The point of no return
Attacking the challenge of cooling in the data centre with colder and forced air is nothing more than staying in line with what the industry has been doing for the last 50 years – a typical evolution of ‘adding fuel to the fire’. And it is also a process which, like any evolution, is destined to end: data centres increasingly require higher densities (reaching 100 kW per rack will soon be normal and necessary) and it is simply not possible to think of cooling them with traditional methods (that is, by means of air). We must accept that we have already reached the point of no return.
Immersion Cooling is a revolution that changes the rules of the game and opens the opportunity to irrefutable energy savings and heat reuse.
Immersion Cooling: Back to the future
Liquid immersion cooling is not a new technology, it has been widely used since the 1940s to cool high-voltage transformers.
In recent years, Immersion Cooling has returned to the spotlight and there is evidence that it will represent the most efficient cooling solution in the years to come and become mainstream in the not-so-distant future. In spite of the experts’ forecast, according to which the Immersion Cooling market in data centres is anticipated to register a CAGR of over 40%, during the forecast period (2020-2025), not everybody is fully convinced that Immersion Cooling can represent a viable solution. Submer (among others) is invested in Liquid Immersion Cooling and is gathering increasing support for its vision of this tech as the present and the future of next-generation data centres.
It has been observed that, Moore’s Law (according to which the number of transistors in a dense integrated circuit doubles about every two years) is slowing down and that, sooner or later, we will get to its inevitable demise.

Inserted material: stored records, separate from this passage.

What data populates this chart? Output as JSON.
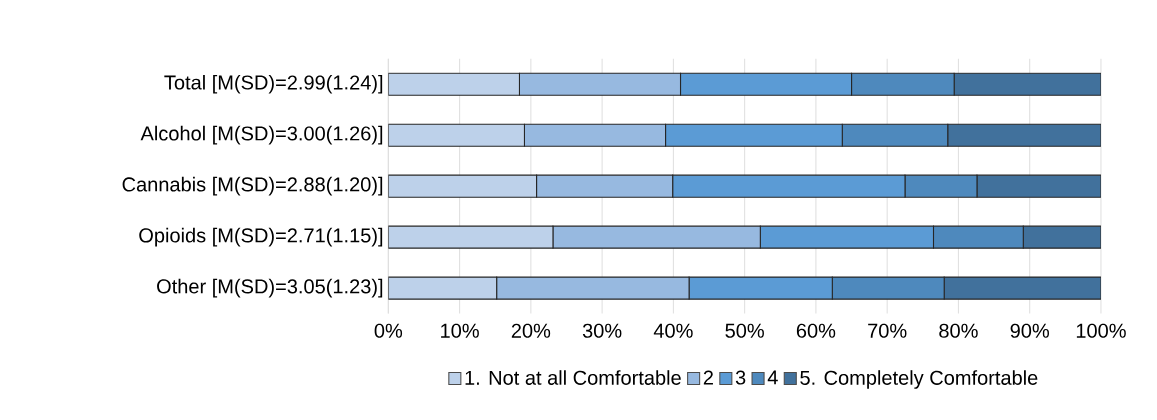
{
  "chart_data": {
    "type": "bar",
    "orientation": "horizontal",
    "stacked": true,
    "categories": [
      "Total [M(SD)=2.99(1.24)]",
      "Alcohol [M(SD)=3.00(1.26)]",
      "Cannabis [M(SD)=2.88(1.20)]",
      "Opioids [M(SD)=2.71(1.15)]",
      "Other [M(SD)=3.05(1.23)]"
    ],
    "series": [
      {
        "name": "1. Not at all Comfortable",
        "color": "#bdd1ea",
        "values": [
          18.4,
          19.1,
          20.8,
          23.1,
          15.2
        ]
      },
      {
        "name": "2",
        "color": "#97b9e0",
        "values": [
          22.6,
          19.8,
          19.1,
          29.1,
          27.0
        ]
      },
      {
        "name": "3",
        "color": "#5b9bd5",
        "values": [
          24.0,
          24.8,
          32.6,
          24.3,
          20.1
        ]
      },
      {
        "name": "4",
        "color": "#4e89bd",
        "values": [
          14.4,
          14.8,
          10.1,
          12.6,
          15.7
        ]
      },
      {
        "name": "5. Completely Comfortable",
        "color": "#41719c",
        "values": [
          20.6,
          21.5,
          17.4,
          10.9,
          22.0
        ]
      }
    ],
    "xlim": [
      0,
      100
    ],
    "xticks": [
      {
        "value": 0,
        "label": "0%"
      },
      {
        "value": 10,
        "label": "10%"
      },
      {
        "value": 20,
        "label": "20%"
      },
      {
        "value": 30,
        "label": "30%"
      },
      {
        "value": 40,
        "label": "40%"
      },
      {
        "value": 50,
        "label": "50%"
      },
      {
        "value": 60,
        "label": "60%"
      },
      {
        "value": 70,
        "label": "70%"
      },
      {
        "value": 80,
        "label": "80%"
      },
      {
        "value": 90,
        "label": "90%"
      },
      {
        "value": 100,
        "label": "100%"
      }
    ],
    "grid": "x",
    "legend": "bottom"
  }
}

Alex Carrol, Managing Member at Lifeline Data Centers, said: “When the average per rack power density is greater than 7 kW per rack, the space utilisation goes down to almost 50%. This is because almost 50% of the space is then needed by power and cooling equipment alone and only 50% of the space can be utilised by the actual IT equipment.”

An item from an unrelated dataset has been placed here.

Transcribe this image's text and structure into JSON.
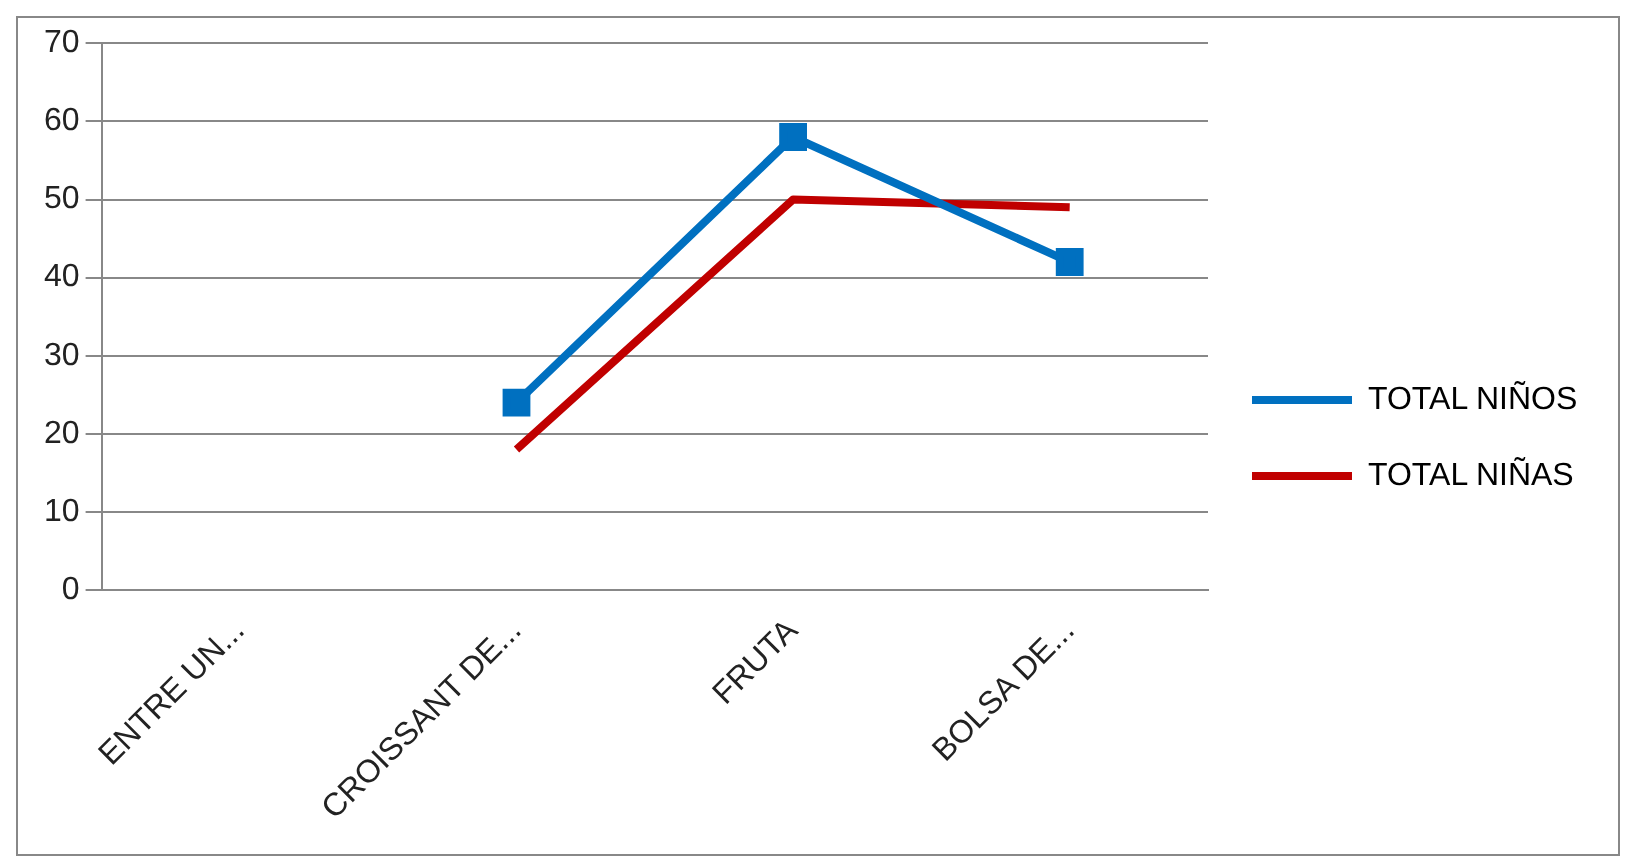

All these observations make a case for Immersion Cooling as the most efficient clean tech guaranteeing unprecedented IT hardware densities compared to air cooling (Submer’s solution allows to achieve >100kW per rack footprint while saving 99% of cooling costs).
We are nearing the second half of 2020 and we have seen more and more cases that would confirm this tendency (from Google to Facebook).
Nevertheless, there is still a certain resistance by some of the most traditional companies in accepting a technology that, despite it being invented some decades ago, is only now slowly becoming accepted as what it is a major disruptive solution that will change data centre operations and design.
Education, the first step for a revolution
At Submer, we believe that innovation can and must be sustainable. Every day, we work to find the best solutions to make operating and constructing data centres and supercomputers as efficient as possible and to have little or positive impact on the environment around them (reducing their footprint and their consumption of precious resources such as water).
It is time for the data centre industry to turn over a new leaf. It is time to challenge how data centres are perceived and understood today and create deep change in the way technology and humans behave.